If it’s OK with you, I’d like to spend the rest of the interview doing a music-themed Ask Eugene. But first, I wanted to ask: Do you ever get emails to Ask Eugene that are so weird or creepy or disgusting that you can’t even answer them or subject the Internet to their vileness? Please share them here. We’ll publish anything.
No. What I get are emails that sometimes don’t make any sense and it’s someone trying to be funny, but instead they either don’t make sense or are weird, sexually violent jokes involving a dog and bats or something. Mostly, though, I get emails from nice people asking me real questions, which is what I prefer.

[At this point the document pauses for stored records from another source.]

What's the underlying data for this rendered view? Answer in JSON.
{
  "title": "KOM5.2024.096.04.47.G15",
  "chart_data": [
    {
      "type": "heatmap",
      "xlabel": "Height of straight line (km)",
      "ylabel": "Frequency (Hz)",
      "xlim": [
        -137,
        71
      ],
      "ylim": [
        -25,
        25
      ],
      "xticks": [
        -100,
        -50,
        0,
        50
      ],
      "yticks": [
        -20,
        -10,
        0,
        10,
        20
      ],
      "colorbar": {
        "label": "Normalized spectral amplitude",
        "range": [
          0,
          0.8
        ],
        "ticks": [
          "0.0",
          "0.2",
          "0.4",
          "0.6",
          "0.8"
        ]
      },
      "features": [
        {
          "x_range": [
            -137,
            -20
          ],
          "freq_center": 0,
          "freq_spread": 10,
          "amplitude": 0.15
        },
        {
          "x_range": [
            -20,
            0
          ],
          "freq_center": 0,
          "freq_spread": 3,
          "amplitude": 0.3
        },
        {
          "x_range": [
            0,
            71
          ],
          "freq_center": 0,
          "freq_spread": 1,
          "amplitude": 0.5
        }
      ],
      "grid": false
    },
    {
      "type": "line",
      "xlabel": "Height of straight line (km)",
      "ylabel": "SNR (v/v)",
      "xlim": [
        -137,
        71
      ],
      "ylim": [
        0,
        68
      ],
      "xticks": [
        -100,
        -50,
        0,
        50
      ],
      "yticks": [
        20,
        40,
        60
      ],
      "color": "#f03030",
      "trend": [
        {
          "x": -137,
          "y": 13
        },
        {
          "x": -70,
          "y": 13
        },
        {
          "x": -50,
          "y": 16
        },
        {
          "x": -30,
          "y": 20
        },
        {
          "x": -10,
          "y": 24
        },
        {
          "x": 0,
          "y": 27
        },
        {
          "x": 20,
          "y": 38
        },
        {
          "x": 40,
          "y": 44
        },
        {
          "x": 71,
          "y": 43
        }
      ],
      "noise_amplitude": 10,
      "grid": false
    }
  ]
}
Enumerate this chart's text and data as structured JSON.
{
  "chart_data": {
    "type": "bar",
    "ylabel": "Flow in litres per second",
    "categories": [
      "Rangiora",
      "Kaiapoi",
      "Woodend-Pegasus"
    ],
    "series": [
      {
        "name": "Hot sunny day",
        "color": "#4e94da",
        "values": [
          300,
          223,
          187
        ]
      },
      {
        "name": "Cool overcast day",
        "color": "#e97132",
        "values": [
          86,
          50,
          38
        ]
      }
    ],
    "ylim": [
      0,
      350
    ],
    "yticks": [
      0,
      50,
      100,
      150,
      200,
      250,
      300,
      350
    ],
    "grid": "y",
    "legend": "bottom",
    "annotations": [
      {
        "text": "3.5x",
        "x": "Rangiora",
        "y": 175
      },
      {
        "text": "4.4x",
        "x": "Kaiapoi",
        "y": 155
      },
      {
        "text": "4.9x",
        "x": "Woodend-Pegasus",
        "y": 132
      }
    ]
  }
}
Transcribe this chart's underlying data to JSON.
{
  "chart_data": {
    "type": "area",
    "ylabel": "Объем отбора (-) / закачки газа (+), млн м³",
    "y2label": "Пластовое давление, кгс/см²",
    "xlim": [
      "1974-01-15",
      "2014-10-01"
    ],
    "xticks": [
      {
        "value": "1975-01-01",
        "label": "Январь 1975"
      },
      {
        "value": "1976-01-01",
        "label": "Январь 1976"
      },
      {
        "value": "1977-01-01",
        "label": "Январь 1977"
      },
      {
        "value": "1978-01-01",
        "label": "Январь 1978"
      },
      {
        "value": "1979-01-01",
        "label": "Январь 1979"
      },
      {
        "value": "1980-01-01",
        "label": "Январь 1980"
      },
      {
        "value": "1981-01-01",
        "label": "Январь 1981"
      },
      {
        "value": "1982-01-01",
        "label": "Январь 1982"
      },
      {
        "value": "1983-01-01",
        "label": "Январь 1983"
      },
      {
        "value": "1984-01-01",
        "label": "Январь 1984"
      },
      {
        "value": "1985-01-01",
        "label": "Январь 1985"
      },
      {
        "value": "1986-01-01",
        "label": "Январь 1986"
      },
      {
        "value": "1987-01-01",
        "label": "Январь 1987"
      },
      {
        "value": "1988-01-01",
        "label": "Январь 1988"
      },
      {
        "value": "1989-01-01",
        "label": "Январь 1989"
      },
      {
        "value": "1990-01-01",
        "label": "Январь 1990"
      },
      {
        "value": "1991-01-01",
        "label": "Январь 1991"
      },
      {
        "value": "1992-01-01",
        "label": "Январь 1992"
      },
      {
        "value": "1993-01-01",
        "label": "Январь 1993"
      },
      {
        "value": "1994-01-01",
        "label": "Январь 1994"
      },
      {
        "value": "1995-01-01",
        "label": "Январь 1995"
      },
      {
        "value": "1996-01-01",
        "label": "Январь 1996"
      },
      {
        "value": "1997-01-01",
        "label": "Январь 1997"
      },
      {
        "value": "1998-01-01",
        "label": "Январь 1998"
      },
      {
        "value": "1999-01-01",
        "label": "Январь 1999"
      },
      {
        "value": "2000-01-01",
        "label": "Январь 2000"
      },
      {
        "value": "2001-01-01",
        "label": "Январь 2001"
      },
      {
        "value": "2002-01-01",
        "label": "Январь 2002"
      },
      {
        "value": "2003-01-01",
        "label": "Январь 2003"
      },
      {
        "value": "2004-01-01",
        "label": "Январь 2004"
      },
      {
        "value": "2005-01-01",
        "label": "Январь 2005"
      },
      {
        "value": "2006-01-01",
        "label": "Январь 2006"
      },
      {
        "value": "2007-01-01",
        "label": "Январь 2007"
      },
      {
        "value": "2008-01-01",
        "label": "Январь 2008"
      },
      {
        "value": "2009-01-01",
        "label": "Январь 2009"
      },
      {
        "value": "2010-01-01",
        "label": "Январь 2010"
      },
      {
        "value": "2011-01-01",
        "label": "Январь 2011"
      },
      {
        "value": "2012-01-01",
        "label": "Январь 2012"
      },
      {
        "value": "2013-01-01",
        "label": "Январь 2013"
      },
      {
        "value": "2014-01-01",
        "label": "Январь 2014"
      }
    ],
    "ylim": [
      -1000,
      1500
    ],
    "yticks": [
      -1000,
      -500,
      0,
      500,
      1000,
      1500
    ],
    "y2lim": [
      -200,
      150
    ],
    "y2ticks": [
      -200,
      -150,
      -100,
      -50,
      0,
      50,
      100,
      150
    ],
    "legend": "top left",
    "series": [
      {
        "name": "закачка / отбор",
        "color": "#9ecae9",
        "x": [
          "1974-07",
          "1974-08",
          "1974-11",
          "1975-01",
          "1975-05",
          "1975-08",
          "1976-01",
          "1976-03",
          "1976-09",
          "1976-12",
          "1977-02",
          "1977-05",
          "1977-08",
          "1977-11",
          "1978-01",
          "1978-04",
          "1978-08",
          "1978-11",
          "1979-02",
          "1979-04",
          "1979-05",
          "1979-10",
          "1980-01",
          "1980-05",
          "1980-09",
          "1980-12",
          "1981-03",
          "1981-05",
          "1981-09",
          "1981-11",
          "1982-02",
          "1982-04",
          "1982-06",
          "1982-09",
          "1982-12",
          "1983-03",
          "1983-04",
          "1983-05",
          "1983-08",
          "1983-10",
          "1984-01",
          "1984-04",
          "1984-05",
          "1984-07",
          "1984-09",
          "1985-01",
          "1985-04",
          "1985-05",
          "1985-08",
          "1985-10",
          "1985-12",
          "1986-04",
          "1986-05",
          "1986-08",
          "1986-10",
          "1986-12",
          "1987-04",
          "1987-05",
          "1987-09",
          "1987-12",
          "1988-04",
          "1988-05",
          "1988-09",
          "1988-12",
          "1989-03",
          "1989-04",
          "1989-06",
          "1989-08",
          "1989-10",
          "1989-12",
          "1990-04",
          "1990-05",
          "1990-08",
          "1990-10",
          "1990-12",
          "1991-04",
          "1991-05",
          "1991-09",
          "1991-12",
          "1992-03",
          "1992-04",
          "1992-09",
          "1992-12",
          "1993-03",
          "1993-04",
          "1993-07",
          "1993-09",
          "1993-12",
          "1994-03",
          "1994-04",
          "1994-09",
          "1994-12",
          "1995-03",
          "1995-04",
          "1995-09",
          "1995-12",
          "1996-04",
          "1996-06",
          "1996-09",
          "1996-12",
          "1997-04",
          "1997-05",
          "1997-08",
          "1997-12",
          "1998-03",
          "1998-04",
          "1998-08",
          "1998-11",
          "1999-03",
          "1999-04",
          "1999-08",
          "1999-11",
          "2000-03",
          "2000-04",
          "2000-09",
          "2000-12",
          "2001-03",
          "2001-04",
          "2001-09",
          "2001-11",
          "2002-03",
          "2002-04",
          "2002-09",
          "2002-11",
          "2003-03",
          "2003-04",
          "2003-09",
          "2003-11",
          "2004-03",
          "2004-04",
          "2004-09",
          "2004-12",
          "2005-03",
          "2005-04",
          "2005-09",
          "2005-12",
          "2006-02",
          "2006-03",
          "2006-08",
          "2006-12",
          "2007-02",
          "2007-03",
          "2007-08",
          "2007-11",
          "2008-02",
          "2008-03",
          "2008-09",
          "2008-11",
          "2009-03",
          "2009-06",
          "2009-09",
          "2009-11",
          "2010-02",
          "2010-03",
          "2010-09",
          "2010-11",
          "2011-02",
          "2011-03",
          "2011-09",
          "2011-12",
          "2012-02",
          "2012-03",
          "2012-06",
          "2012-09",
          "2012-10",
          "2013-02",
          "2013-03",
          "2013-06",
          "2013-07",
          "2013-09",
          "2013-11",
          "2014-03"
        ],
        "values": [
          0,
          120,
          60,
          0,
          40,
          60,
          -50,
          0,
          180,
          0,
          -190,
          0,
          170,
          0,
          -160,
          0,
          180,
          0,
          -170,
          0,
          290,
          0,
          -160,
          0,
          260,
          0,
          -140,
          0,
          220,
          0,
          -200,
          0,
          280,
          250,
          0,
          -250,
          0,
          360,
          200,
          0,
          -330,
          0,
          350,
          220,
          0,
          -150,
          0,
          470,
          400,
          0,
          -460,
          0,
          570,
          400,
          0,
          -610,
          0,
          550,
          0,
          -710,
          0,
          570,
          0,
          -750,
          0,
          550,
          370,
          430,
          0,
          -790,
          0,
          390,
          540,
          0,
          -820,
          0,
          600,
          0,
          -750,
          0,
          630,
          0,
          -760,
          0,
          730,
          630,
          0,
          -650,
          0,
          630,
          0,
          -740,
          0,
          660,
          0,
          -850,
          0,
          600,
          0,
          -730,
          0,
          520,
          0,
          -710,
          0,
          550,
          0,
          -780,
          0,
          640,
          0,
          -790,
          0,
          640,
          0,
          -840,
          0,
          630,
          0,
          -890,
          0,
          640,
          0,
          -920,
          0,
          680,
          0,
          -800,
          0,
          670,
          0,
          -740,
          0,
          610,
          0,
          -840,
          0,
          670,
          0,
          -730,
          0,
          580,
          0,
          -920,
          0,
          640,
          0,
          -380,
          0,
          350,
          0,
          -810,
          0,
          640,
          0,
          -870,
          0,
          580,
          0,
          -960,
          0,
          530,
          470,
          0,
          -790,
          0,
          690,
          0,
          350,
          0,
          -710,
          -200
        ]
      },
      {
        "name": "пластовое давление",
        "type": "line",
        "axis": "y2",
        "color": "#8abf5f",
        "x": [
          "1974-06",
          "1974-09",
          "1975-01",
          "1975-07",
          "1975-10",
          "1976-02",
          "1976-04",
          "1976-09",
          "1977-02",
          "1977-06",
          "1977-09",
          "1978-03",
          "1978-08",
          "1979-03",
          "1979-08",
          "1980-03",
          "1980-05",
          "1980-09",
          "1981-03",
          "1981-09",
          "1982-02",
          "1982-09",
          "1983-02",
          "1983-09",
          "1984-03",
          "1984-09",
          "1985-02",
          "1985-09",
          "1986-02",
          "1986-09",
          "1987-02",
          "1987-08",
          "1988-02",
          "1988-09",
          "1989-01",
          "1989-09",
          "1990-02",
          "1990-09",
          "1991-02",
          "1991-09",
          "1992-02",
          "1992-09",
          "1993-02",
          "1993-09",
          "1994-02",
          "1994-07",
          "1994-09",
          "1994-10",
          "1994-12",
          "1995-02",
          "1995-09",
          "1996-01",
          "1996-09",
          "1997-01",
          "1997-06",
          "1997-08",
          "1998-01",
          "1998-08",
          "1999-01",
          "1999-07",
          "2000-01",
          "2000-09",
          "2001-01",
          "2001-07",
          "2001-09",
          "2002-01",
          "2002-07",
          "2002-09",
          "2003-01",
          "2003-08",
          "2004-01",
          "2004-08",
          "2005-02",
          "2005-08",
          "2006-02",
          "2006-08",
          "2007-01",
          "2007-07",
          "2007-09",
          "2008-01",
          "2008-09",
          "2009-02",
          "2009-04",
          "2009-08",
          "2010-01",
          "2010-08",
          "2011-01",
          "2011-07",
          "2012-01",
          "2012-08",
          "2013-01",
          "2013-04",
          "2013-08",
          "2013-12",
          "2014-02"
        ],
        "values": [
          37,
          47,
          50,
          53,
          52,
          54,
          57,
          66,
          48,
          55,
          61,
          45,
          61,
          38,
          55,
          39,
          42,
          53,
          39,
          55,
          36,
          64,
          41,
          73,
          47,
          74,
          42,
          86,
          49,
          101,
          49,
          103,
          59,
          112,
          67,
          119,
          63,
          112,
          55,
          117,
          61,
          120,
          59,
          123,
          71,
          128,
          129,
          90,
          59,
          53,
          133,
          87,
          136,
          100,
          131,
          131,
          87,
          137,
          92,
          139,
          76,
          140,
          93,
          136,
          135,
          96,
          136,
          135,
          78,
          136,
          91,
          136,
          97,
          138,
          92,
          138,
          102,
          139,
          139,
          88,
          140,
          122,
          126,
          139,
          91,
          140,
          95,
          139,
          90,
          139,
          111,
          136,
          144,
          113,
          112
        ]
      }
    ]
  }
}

So here goes: Eugene, I have just heard about the Monsters Of Folk (Jim James, M. Ward, Conor Oberst). Is this a Halloween album? Do you have a favorite Halloween album?
I’m pretty sure it’s not a Halloween album. I don’t think I have a favorite Halloween album. Are there any Halloween albums? Did the Troggs ever do one? Does Bob Dylan have a collection of spooky songs about various injustices or inter-personal relationships? If so, then it’s easy—it’s probably Blonde On Blonde or Desire.

Where is reclusive Neutral Milk Hotel frontman Jeff Mangum?
Holy shit! Can you believe I mentioned Neutral Milk Hotel earlier and didn’t even know about this question yet?! I don’t know if you’ve already looked, but most likely he’s on Cape Cod.

Do raves still occur? Are they so secret that we just don’t know how to find them anymore?
I think people only do that in high-end Russian dance clubs now. So, no, I don’t think they’re too secret. I think they are simply far away and mostly organized for 30-something business men and their (for now) hot wives.

What is the Native American translation of Coachella?
It means “Oops, I didn’t mean to get pregnant.”

And finally, a Flight Of The Conchords inside scoop: Is it true that Jemaine is very small, and Bret must always let him be in the foreground so as to create the illusion that they are comparable in size?
They are actually both about the size of two babies. On set they are encased in a living gelatin that magnifies their appearance and makes the show possible. When we were on tour together, I’d generally carry Bret in a large Baby Björn.